Document: WM-030                                                 P. Webb
Category: Project                                             2018.02.24

                           Socii Dispatch 03

Abstract

   Ship often!

Body

   I have been cranking out features and improvements over the past
   month. As I gear up for a major feature release, I’d like to quickly
   run through what’s in production now and what I’ve learned since my
   last dispatch.

   1. Top 8

      From the ashes of Myspace comes a feature I’ve missed dearly in
      every social network since. Why is this important to me? Well,
      sometimes I forget my friends’ usernames.

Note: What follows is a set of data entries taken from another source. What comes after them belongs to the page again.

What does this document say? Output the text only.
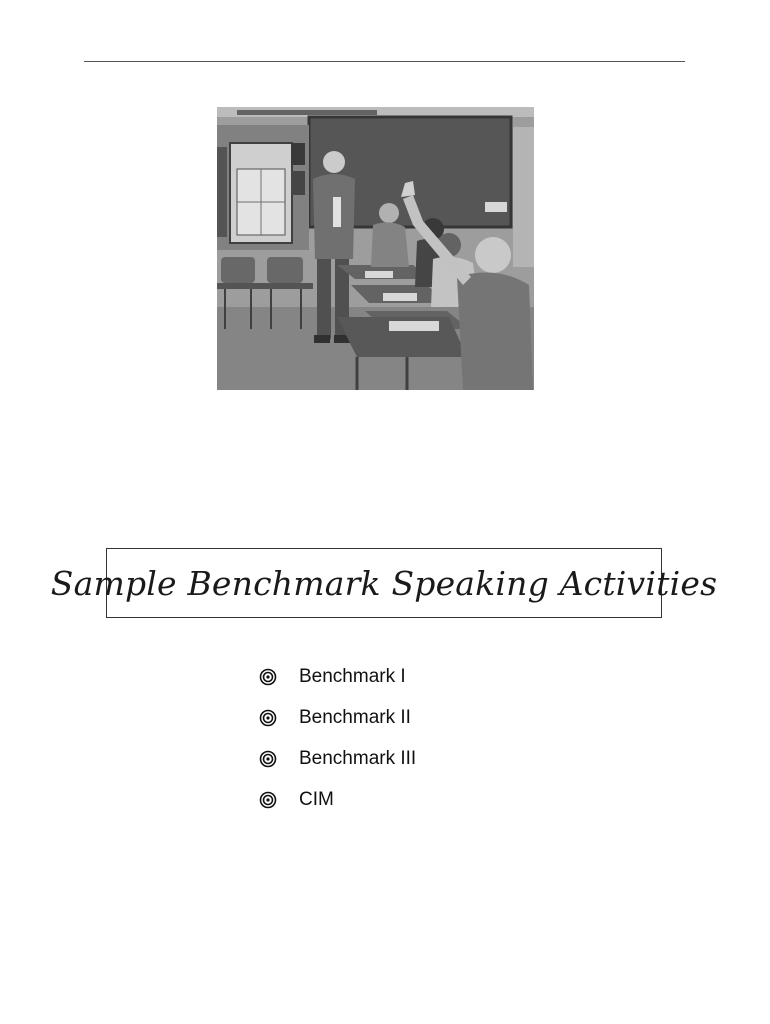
Sample Benchmark Speaking Activities
Benchmark I
Benchmark II
Benchmark III
CIM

I never forget a face.
      With Socii you can change your username whenever you want so for
      people you really want to keep in contact with (outside of
      real-life phone numbers and such), adding them to your top 8 is
      the way to go.

      🎶 I’m bringing Myspace back, yeah!

   2. Performance

      Three notable changes fall under this section.

      First, I got rid of the WebP decoder[1] (and fixed an issue that
      arose on account of me doing too much in one commit). It was a bit
      slow in development which should have made me realize it’d be MUCH
      too slow for production (even the WebAssembly-based/-compiled
      decoder I found wasn’t good enough). Blink-based browsers (Chrome,
      Opera, Vivaldi, &c) were unaffected but Firefox and Safari
      suffered greatly. Personally, I use Firefox as my main browser
      so I felt this pain and hated it.

      Bye bye WebP…for now

      Second, I implemented pagination. Prior to this, the hub (homepage
      of the actual network[2], not the marketing site[3]) was loading
      every. Single. Post. It was a friggin’ mess tbh. Now, I’d like
      to have done this in my GraphQL service but I don’t understand
      enough about it to implement cursor-based paging so the solution I
      came up with is kinda hacky. It works for now but I’m on the
      lookout for tutorials or code samples that implement proper
      GraphQL pagination with graphql.js (even the official "how
      to[4])" site is devoid of this information).

      Finally, I created a custom script bundler to minify and combine
      front-end JavaScript so there would be far less render-blocking
      scripts to deal with. All the bundling frameworks like Rollup,
      Webpack, &c, do too much while also not being flexible enough to
      do what I wanted to do.

      I’m still working on improving performance. No one wants to visit
      a sluggish site, it’s a waste of your time.

   3. Timelines

      You can now toggle between the global timeline and your top 8
      timeline (well, if you’ve added anyone to that list).

   4. Responsiveness

      As a front-end designer, it hurt me to publish something that
      didn’t work well at smaller browser widths/breakpoints. I was
      finally able to get a lot of the stylistic things that were
      bothering me taken care of. Looking at these screenshots though, I
      gotta rethink the post footer. It looks too fat, I think both bits
      of info can fit on the same line.

      Ooh, dat sweet responsive network

   Things I’ve learned

      1. Ship small features often. Not only do you get a sense of
         progression, but you can find issues quickly should you
         accidentally push errors into production.
      2. Image uploading in a performant way[5] that performs well
         with WebSockets is harder than I thought. I think I have
         something figured out but I have some non-Socii work to catch
         up on before I test my theory.